A cuore aperto

Da incircolarte.it - Da sabato 10 dicembre, lo Zodiaco ospita, nella sua splendida cornice di Viale del Parco Mellini, 88/92, la personale tutta da vedere dal titolo “A cuore aperto” con la quale il poliedrico Elvino Echeoni, pittore e scultore, festeggia i suoi 50 anni di vita artistica, presentando la summa di mezzo secolo di lavoro e riflessioni sull’arte. 

L’esposizione, a ingresso libero e in programma per un intero mese fino al 10 gennaio prossimo (tutti i giorni dalle 18.00 alle 24.00), rappresenta un excursus puntuale nella produzione di quello che critica e pubblico considerano “uno tra i più rappresentativi artisti italiani in campo internazionale” e punta a narrare – attraverso una ventina di tele caratterizzate da stili e tecniche pittoriche tra loro differenti – momenti diversi della sua storia personale e della sua produzione.

In mostra un’ampia raccolta di opere nate dall’estro artistico del Maestro che ha scelto di celebrare le sempre verdi emozioni che la pittura e la vita continuano a donargli, come commenta lui stesso, “con coloro i quali hanno condiviso questo mio percorso artistico” e “dedicandolo a quanti non sono più tra noi”.

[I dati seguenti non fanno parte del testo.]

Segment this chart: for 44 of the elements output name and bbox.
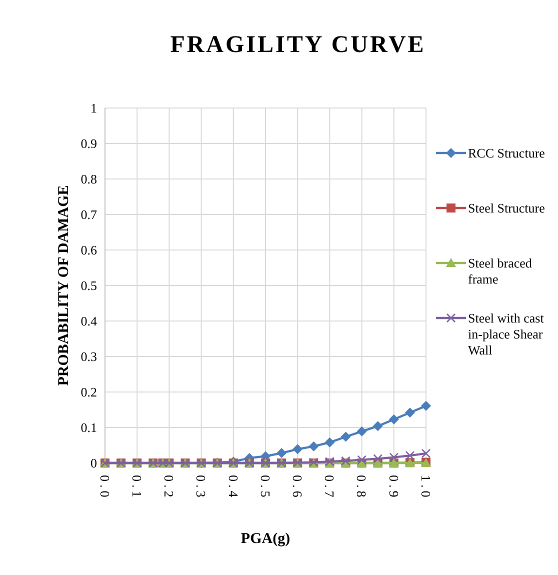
point — [356, 426, 367, 436]
y-tick-label: 1 — [90, 100, 97, 116]
legend-label: Steel with cast in-place Shear Wall — [468, 310, 544, 358]
x-axis-title: PGA(g) — [240, 531, 290, 547]
point — [324, 437, 335, 448]
x-tick-label: 1.0 — [418, 475, 434, 500]
y-axis-title: PROBABILITY OF DAMAGE — [56, 185, 72, 386]
point — [389, 452, 399, 462]
y-tick-label: 0 — [90, 456, 97, 471]
x-tick-label: 0.3 — [194, 475, 209, 500]
y-tick-label: 0.5 — [80, 278, 97, 294]
y-tick-label: 0.7 — [80, 207, 98, 222]
y-tick-label: 0.2 — [80, 384, 97, 400]
x-tick-label: 0.4 — [226, 475, 241, 500]
point — [373, 454, 382, 464]
chart-title: FRAGILITY CURVE — [170, 32, 426, 58]
legend-label: Steel Structure — [468, 200, 546, 216]
y-tick-label: 0.4 — [80, 314, 98, 329]
x-tick-label: 0.0 — [97, 475, 112, 500]
y-tick-label: 0.9 — [80, 136, 97, 152]
point — [404, 408, 415, 418]
x-tick-label: 0.2 — [162, 475, 177, 500]
x-tick-label: 0.8 — [354, 475, 370, 500]
point — [292, 444, 303, 454]
point — [357, 455, 366, 464]
legend-label: Steel braced frame — [468, 256, 532, 287]
point — [276, 448, 287, 458]
point — [405, 450, 415, 460]
x-tick-label: 0.1 — [130, 475, 145, 500]
y-tick-label: 0.8 — [80, 172, 97, 187]
x-tick-label: 0.7 — [322, 475, 338, 500]
x-tick-label: 0.6 — [290, 475, 306, 500]
legend-label: RCC Structure — [468, 146, 546, 161]
point — [388, 414, 399, 424]
y-tick-label: 0.1 — [80, 420, 97, 436]
point — [372, 421, 383, 432]
y-tick-label: 0.3 — [80, 349, 97, 364]
point — [421, 448, 431, 458]
x-tick-label: 0.9 — [386, 475, 402, 500]
y-tick-label: 0.6 — [80, 242, 98, 258]
x-tick-label: 0.5 — [258, 475, 273, 500]
point — [308, 441, 319, 452]
point — [421, 400, 431, 411]
point — [340, 432, 351, 442]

Di lui hanno scritto: “La musica come la pittura sono da sempre entrate a far parte del mondo artistico di Elvino Echeoni, della sua innata capacità di interpretare con la più autentica forza creativa la realtà delle cose. Quasi riformulando un sempre più moderno linguaggio per comunicare la grande carica di entusiasmo che lo accompagna in ogni momento della sua ispirazione, Elvino Echeoni si rinnova così, nei colori e nelle note inserendosi in una dimensione creativa decisamente orientata alla costante conquista del nuovo. Un nuovo che si muove nello spazio della tela conciliando improvvisi, passionali suggerimenti d’avanguardia con elaborate analisi figurative, storicizzate anche a livello internazionale, nel lungo tempo della sua importante carriera artistica. E se la pittura nasce per lui come magico viaggio d’amore con i colori,  la musica vive, nei suoi umori paralleli, come una speciale “colonna sonora” della sua esperienza pittorica”. (Nicolina Bianchi, Critico d’arte, Editore Direttore Segni d’Arte)

“Echeoni attraverso varie esperienze e differenti stili e tecniche affina il suo percorso intellettuale ed estetico passando dal figurativo all’astrazione pura nell’ansia di abolire ogni contenuto figurativo ed esprimere soltanto i fermenti emotivi che emergono dal profondo della sua spiritualità. Le creazioni di Echeoni sono un concatenamento di soluzioni formali con le quali l’Artista cerca sempre di “andare oltre” tramite il raffinato uso del colore senza tuttavia rinunciare alla centralità della persona umana. Sicuramente Elvino Echeoni non ha esaurito la sua ricerca culturale ed artistica; una convinzione questa suffragata dal suo impulso a suscitare emozioni comunque, indipendentemente dal campo di ricerca, dallo stile, dalla tecnica; è pertanto lecito attenderci nuovi messaggi, che in ogni caso saranno fonte di sempre più intense ed intime emozioni”. (Elisa Sarti)

“Un ovaloide reale e la sua ombra: si scopre con stupore che la pittura non si degrada illustrando un aneddoto e, nell’opera di Elvino Echeoni, rivela con sapiente abilità l’evento storico della rappresentazione della “ creazione” nella successione dal mondo inorganico all’organico. Ammaestrato da Cézanne che visualizzò l’illusione della realtà contro il disegno e l’ombreggiatura che danno il volume con l’equilibrio dei colori intensi e forti, vincendo l’apparenza reale delle cose, ottenendo la profondità senza mescolare colori sulla tavolozza Echeoni interpreta le dottrine della biologia e ricorda i graffiti rupestri che indicano con la freccia e il sangue la vita e la morte, la sopravvivenza e la storia evolutiva dell’umanità…: l’onnipotenza dei “moti” nel Creato”. (Prof. Riccardo Giovanni De Col)


L’appuntamento per il vernissage è fissato per sabato 10 dicembre 2016 dalle 18.00 alle 24.00.